Detecting 'unusual behavior' using machine learning with CouchDB and Python?

Detecting 'unusual behavior' using machine learning with CouchDB and Python? - python

I am collecting a lot of really interesting data points as users come to my Python web service. For example, I have their current city, state, country, user-agent, etc. What I'd like to be able to do is run these through some type of machine learning system / algorithm (maybe a Bayesian classifier?), with the eventual goal of getting e-mail notifications when something out-of-the-ordinary occurs (anomaly detection). For example, Jane Doe has only ever logged in from USA on Chrome. So if she suddenly logs into my web service from the Ukraine on Firefox, I want to see that as a highly 'unusual' event and fire off a notification.
I am using CouchDB (specifically with Cloudant) already, and I see people often saying here and there online that Cloudant / CouchDB is perfect for this sort of thing (big data analysis).
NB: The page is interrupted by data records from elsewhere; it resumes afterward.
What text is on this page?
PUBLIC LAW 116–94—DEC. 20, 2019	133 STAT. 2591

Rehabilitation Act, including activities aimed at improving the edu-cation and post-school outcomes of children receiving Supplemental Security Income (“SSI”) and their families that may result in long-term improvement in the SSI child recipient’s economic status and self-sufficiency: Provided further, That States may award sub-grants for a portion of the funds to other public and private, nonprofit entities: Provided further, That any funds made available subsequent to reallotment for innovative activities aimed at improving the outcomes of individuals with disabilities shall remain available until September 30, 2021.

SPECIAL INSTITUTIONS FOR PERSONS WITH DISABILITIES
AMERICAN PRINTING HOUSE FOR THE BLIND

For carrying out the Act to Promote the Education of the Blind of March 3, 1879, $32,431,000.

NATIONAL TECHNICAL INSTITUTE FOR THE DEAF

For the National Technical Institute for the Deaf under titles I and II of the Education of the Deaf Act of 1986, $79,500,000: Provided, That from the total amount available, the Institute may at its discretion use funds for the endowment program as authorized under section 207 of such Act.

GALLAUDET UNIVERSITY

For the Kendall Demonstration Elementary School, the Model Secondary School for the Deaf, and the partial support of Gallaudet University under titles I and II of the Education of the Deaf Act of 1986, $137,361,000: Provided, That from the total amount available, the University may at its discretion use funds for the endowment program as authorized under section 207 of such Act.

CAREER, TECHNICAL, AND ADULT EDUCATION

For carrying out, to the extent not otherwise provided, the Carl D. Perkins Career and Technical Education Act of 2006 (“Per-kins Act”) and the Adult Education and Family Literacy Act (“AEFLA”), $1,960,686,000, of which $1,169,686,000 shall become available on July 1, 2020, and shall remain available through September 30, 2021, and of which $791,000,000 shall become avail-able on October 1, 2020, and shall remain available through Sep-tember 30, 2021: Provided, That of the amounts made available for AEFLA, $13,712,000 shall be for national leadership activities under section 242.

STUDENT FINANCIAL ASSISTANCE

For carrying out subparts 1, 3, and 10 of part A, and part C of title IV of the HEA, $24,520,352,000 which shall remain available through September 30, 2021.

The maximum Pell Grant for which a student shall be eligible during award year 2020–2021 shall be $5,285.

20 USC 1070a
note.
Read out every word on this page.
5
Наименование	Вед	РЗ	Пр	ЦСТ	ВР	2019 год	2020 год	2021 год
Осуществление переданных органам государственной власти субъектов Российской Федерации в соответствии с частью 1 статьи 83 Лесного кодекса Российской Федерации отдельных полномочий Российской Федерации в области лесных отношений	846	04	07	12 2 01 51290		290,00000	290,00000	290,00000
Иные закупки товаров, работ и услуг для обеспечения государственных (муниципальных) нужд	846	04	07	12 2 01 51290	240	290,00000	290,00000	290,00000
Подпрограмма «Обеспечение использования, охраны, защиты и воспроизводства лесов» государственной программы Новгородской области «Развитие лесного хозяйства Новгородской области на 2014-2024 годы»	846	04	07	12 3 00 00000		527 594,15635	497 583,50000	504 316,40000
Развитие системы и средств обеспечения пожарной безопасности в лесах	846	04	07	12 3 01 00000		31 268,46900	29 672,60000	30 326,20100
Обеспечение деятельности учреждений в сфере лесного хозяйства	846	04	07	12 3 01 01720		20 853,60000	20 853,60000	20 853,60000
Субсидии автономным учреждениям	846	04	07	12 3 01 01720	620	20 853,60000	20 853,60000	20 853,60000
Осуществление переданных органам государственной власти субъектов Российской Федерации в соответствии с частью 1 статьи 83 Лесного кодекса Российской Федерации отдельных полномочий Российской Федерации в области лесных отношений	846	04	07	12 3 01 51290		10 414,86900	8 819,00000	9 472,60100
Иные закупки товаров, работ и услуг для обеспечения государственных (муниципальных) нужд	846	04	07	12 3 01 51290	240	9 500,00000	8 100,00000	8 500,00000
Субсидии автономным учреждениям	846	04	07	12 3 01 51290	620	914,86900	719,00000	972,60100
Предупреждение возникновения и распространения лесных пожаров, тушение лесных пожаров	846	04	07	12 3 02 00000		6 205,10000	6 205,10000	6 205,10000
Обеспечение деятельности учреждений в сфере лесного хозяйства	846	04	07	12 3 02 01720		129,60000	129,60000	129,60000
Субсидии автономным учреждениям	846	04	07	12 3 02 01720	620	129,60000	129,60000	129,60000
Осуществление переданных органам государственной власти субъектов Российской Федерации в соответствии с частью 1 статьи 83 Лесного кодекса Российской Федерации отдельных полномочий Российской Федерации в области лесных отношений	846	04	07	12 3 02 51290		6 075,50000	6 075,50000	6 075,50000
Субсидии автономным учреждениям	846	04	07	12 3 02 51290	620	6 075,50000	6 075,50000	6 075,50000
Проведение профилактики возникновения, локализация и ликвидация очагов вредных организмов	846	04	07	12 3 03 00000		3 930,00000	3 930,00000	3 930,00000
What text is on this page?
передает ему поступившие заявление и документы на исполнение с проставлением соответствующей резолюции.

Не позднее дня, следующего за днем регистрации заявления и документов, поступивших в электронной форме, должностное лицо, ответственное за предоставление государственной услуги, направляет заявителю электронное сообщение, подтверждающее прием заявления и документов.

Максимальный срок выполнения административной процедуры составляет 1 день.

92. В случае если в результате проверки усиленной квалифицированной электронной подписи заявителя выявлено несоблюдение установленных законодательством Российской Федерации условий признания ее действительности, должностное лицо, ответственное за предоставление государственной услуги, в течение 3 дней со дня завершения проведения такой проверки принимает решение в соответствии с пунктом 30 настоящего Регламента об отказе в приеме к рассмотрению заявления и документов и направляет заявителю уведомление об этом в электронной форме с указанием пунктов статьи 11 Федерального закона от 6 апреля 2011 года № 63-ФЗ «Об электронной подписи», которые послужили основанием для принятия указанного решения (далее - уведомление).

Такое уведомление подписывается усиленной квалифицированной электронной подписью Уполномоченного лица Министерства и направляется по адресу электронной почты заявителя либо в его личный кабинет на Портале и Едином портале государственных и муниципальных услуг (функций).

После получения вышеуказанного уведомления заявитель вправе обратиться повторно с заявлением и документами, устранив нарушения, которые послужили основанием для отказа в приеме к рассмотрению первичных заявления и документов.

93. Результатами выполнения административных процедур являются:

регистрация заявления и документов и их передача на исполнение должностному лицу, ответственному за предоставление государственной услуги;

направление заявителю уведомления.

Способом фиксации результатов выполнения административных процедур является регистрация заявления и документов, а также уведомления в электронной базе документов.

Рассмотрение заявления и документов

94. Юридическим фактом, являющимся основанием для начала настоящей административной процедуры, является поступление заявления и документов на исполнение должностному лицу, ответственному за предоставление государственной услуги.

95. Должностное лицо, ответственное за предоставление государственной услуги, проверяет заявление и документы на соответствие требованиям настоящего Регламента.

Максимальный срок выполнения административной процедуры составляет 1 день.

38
However I am at a complete loss for where to start. I have not found much in terms of documentation regarding relatively simple tracking of outlying events for a web service, let alone storing previously 'learned' data using CouchDB. I see several dedicated systems for doing this type of data crunching (PredictionIO comes to mind), but I can't help but feel that they are overkill given the nature of CouchDB in the first place.
Any insight would be much appreciated. Thanks!

You're correct in assuming that this is a problem ideally suited to Machine Learning, and scikit-learn.org is my preferred library for these types of problems. Don't worry about specifics - (couchdb cloudant) for now, lets get your problem into a state where it can be solved.
If we can assume that variations in log-in details (time, location, user-agent etc.) for a given user are low, then any large variation from this would trigger your alert. This is where the 'outlier' detection that #Robert McGibbon suggested comes into play.
For example, squeeze each log-in detail into one dimension, and the create a log-in detail vector for each user (there is significant room for improving this digest of log-in information);
log-in time (modulo 24 hrs)
location (maybe an array of integer locations, each integer representing a different country)
user-agent (a similar array of integer user-agents)
and so on. Every time a user logs in, create this detail array and store it. Once you have accumulated a large set of test data you can try running some ML routines.
So, we have a user and a set of log-in data corresponding to successful log-ins (a training set). We can now train a Support Vector Machine to recognise this users log-in pattern:
from sklearn import svm
# training data [[11.0, 2, 2], [11.3, 2, 2] ... etc]
train_data = my_training_data()
# create and fit the model
clf = svm.OneClassSVM()
clf.fit(train_data)
and then, every time a new log-in even occurs, create a single log-in detail array and pass that past the SVM
if clf.predict(log_in_data) < 0:
fire_alert_event()
else:
# log-in is not dissimilar to previous attempts
print('log in ok')
if the SVM finds the new data point to be significantly different from it's training set then it will fire the alarm.
My Two Pence. Once you've got hold of a good training set, there are many more ML techniques that may be better suited to your task (they may be faster, more accurate etc) but creating your training sets and then training the routines would be the most significant challenge.
There are many exciting things to try! If you know you have bad log-in attempts, you can add these to the training sets by using a more complex SVM which you train with good and bad log-ins. Instead of using an array of disparate 'location' values, you could find the Euclidean different log-ins and use that! This sounds like great fun, good luck!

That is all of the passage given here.